PARIS: Un drapeau palestinien brandi en plein hémicycle, une vive altercation aux Quatre-Colonnes et pour finir l'exclusion du député Sébastien Delogu : les Insoumis ont embrasé l'Assemblée nationale mardi, en interpellant le camp présidentiel sur la situation à Rafah, dans la bande de Gaza.
Alors que le ministre du Commerce extérieur, Franck Riester, répondait à la députée LFI Alma Dufour lors de la séance des questions au gouvernement, et que le terme "génocide" fusait depuis les rangs des La France insoumise, le député des Bouches-du-Rhône s'est brusquement levé et a déployé un drapeau palestinien dans l'hémicycle.
La présidente de l'Assemblée nationale, Yaël Braun-Pivet, a immédiatement suspendu la séance, avant de s'entretenir dans le brouhaha au pied de la tribune avec les différents présidents de groupe.
Le tumulte s'est poursuivi jusqu'à la salle des Quatre-Colonnes, point de rencontre entre élus et journalistes, où le député LFI David Guiraud et le LR Meyer Habib ont échangé des invectives.
"Ce monsieur est un porc, il fait honte à la France", a lancé M. Guiraud, pris à parti par M. Habib pendant une interview. "Espèce de pourriture", a répondu le second.
Les huissiers se sont interposés entre les deux hommes, qui sont entrés en contact physique.
A la reprise de la séance, Mme Braun-Pivet a annoncé convoquer "immédiatement" le bureau de l'Assemblée nationale, sa plus haute instance exécutive. Le bureau, se déroulant "dans une ambiance tendue" selon un participant, a proposé d'imposer la sanction maximale au député.
Celle-ci a été approuvée par un vote "assis levé" dans l'hémicycle, la majorité, la droite et l'extrême droite votant pour, et la gauche se prononçant largement contre.
M. Delogu a été exclu des travaux de l'Assemblée nationale pour quinze jours de séance et va être privé de la moitié de son indemnité parlementaire pendant deux mois.
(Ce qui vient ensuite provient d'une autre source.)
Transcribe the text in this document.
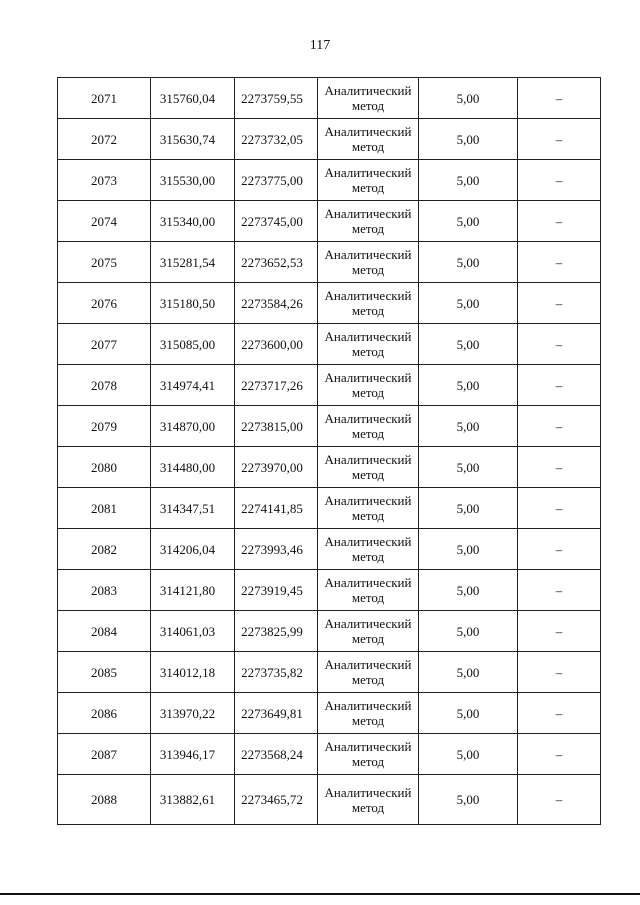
117
2071	315760,04	2273759,55	Аналитический метод	5,00	–
2072	315630,74	2273732,05	Аналитический метод	5,00	–
2073	315530,00	2273775,00	Аналитический метод	5,00	–
2074	315340,00	2273745,00	Аналитический метод	5,00	–
2075	315281,54	2273652,53	Аналитический метод	5,00	–
2076	315180,50	2273584,26	Аналитический метод	5,00	–
2077	315085,00	2273600,00	Аналитический метод	5,00	–
2078	314974,41	2273717,26	Аналитический метод	5,00	–
2079	314870,00	2273815,00	Аналитический метод	5,00	–
2080	314480,00	2273970,00	Аналитический метод	5,00	–
2081	314347,51	2274141,85	Аналитический метод	5,00	–
2082	314206,04	2273993,46	Аналитический метод	5,00	–
2083	314121,80	2273919,45	Аналитический метод	5,00	–
2084	314061,03	2273825,99	Аналитический метод	5,00	–
2085	314012,18	2273735,82	Аналитический метод	5,00	–
2086	313970,22	2273649,81	Аналитический метод	5,00	–
2087	313946,17	2273568,24	Аналитический метод	5,00	–
2088	313882,61	2273465,72	Аналитический метод	5,00	–
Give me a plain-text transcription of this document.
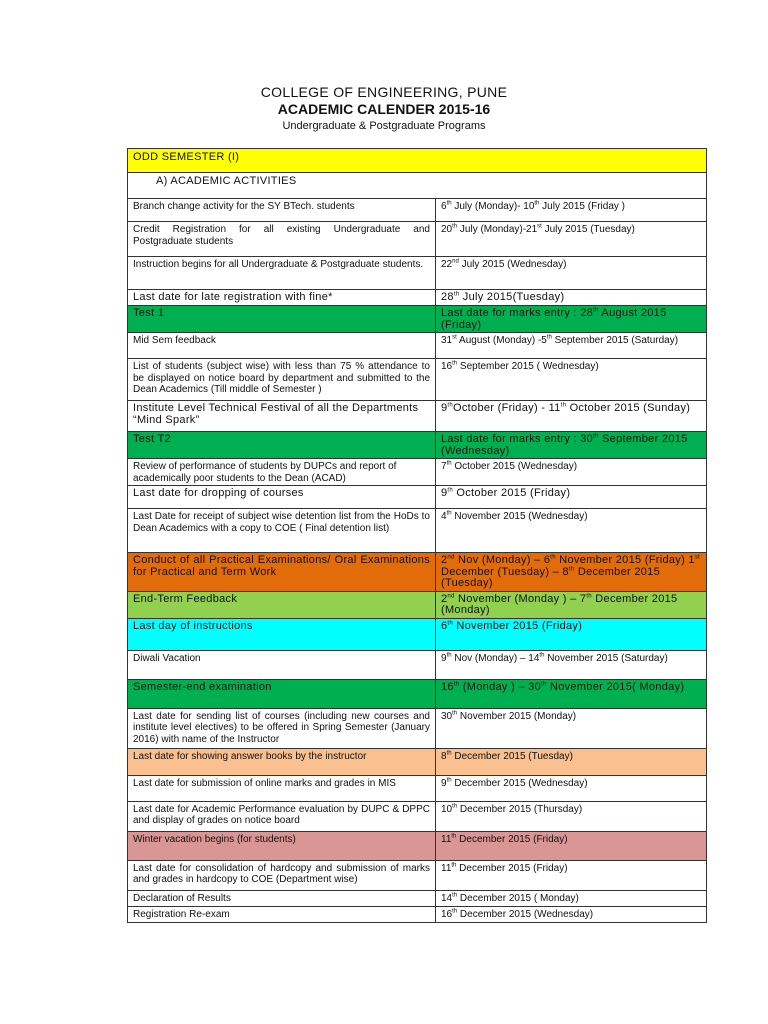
COLLEGE OF ENGINEERING, PUNE
ACADEMIC CALENDER 2015-16
Undergraduate & Postgraduate Programs
ODD SEMESTER (I)	
A) ACADEMIC ACTIVITIES	
Branch change activity for the SY BTech. students	6th July (Monday)- 10th July 2015 (Friday )
Credit Registration for all existing Undergraduate and Postgraduate students	20th July (Monday)-21st July 2015 (Tuesday)
Instruction begins for all Undergraduate & Postgraduate students.	22nd July 2015 (Wednesday)
Last date for late registration with fine*	28th July 2015(Tuesday)
Test 1	Last date for marks entry : 28th August 2015 (Friday)
Mid Sem feedback	31st August (Monday) -5th September 2015 (Saturday)
List of students (subject wise) with less than 75 % attendance to be displayed on notice board by department and submitted to the Dean Academics (Till middle of Semester )	16th September 2015 ( Wednesday)
Institute Level Technical Festival of all the Departments “Mind Spark”	9thOctober (Friday) - 11th October 2015 (Sunday)
Test T2	Last date for marks entry : 30th September 2015 (Wednesday)
Review of performance of students by DUPCs and report of academically poor students to the Dean (ACAD)	7th October 2015 (Wednesday)
Last date for dropping of courses	9th October 2015 (Friday)
Last Date for receipt of subject wise detention list from the HoDs to Dean Academics with a copy to COE ( Final detention list)	4th November 2015 (Wednesday)
Conduct of all Practical Examinations/ Oral Examinations for Practical and Term Work	2nd Nov (Monday) – 6th November 2015 (Friday) 1st December (Tuesday) – 8th December 2015 (Tuesday)
End-Term Feedback	2nd November (Monday ) – 7th December 2015 (Monday)
Last day of instructions	6th November 2015 (Friday)
Diwali Vacation	9th Nov (Monday) – 14th November 2015 (Saturday)
Semester-end examination	16th (Monday ) – 30th November 2015( Monday)
Last date for sending list of courses (including new courses and institute level electives) to be offered in Spring Semester (January 2016) with name of the Instructor	30th November 2015 (Monday)
Last date for showing answer books by the instructor	8th December 2015 (Tuesday)
Last date for submission of online marks and grades in MIS	9th December 2015 (Wednesday)
Last date for Academic Performance evaluation by DUPC & DPPC and display of grades on notice board	10th December 2015 (Thursday)
Winter vacation begins (for students)	11th December 2015 (Friday)
Last date for consolidation of hardcopy and submission of marks and grades in hardcopy to COE (Department wise)	11th December 2015 (Friday)
Declaration of Results	14th December 2015 ( Monday)
Registration Re-exam	16th December 2015 (Wednesday)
C'est la troisième fois sous cette législature que cette sanction est prononcée, après celles prises contre les députés Thomas Portes (LFI) et Grégoire de Fournas (RN).
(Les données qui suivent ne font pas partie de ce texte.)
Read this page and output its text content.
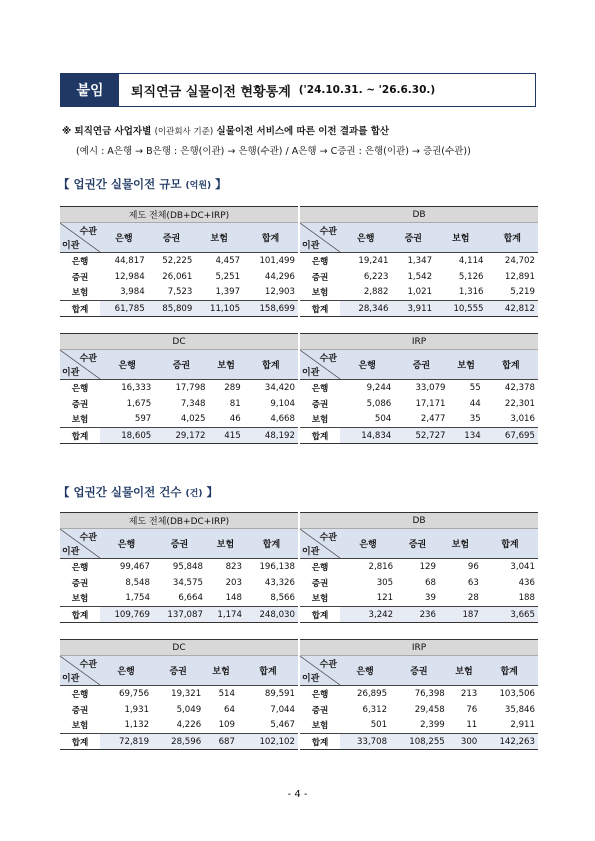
붙임	퇴직연금 실물이전 현황통계 ('24.10.31. ~ '26.6.30.)
※ 퇴직연금 사업자별 (이관회사 기준) 실물이전 서비스에 따른 이전 결과를 합산
(예시 : A은행 → B은행 : 은행(이관) → 은행(수관) / A은행 → C증권 : 은행(이관) → 증권(수관))
【 업권간 실물이전 규모 (억원) 】
【 업권간 실물이전 건수 (건) 】
제도 전체(DB+DC+IRP)				

수관
이관	은행	증권	보험	합계
은행	44,817	52,225	4,457	101,499
증권	12,984	26,061	5,251	44,296
보험	3,984	7,523	1,397	12,903
합계	61,785	85,809	11,105	158,699
DB				

수관
이관	은행	증권	보험	합계
은행	19,241	1,347	4,114	24,702
증권	6,223	1,542	5,126	12,891
보험	2,882	1,021	1,316	5,219
합계	28,346	3,911	10,555	42,812
DC				

수관
이관	은행	증권	보험	합계
은행	16,333	17,798	289	34,420
증권	1,675	7,348	81	9,104
보험	597	4,025	46	4,668
합계	18,605	29,172	415	48,192
IRP				

수관
이관	은행	증권	보험	합계
은행	9,244	33,079	55	42,378
증권	5,086	17,171	44	22,301
보험	504	2,477	35	3,016
합계	14,834	52,727	134	67,695
제도 전체(DB+DC+IRP)				

수관
이관	은행	증권	보험	합계
은행	99,467	95,848	823	196,138
증권	8,548	34,575	203	43,326
보험	1,754	6,664	148	8,566
합계	109,769	137,087	1,174	248,030
DB				

수관
이관	은행	증권	보험	합계
은행	2,816	129	96	3,041
증권	305	68	63	436
보험	121	39	28	188
합계	3,242	236	187	3,665
DC				

수관
이관	은행	증권	보험	합계
은행	69,756	19,321	514	89,591
증권	1,931	5,049	64	7,044
보험	1,132	4,226	109	5,467
합계	72,819	28,596	687	102,102
IRP				

수관
이관	은행	증권	보험	합계
은행	26,895	76,398	213	103,506
증권	6,312	29,458	76	35,846
보험	501	2,399	11	2,911
합계	33,708	108,255	300	142,263
- 4 -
Elle l'a été sur le fondement de l'article 70 du règlement de l'Assemblée nationale qui prévoit que puisse être sanctionné tout député "qui se livre à des manifestations troublant l’ordre ou qui provoque une scène tumultueuse".
Dans un communiqué, la présidence rappelle que M. Delogu a déjà été sanctionné à trois reprises. "Les provocations et les outrances visant à empêcher la tenue des débats n’ont pas leur place dans notre hémicycle", souligne Mme Braun-Pivet.
V de la victoire
Le Marseillais est sorti en faisant le V de la victoire, félicité par certains collègues.
D'autres députés de son camp ont quitté l'hémicycle, tandis qu'éclataient des applaudissements sur les bancs de la droite, de la majorité et de l'extrême droite pour saluer cette sanction.
Auprès de la presse, M. Delogu a affirmé que son geste était une "initiative personnelle", mais il a reçu l'onction du chef de file de LFI Jean-Luc Mélenchon.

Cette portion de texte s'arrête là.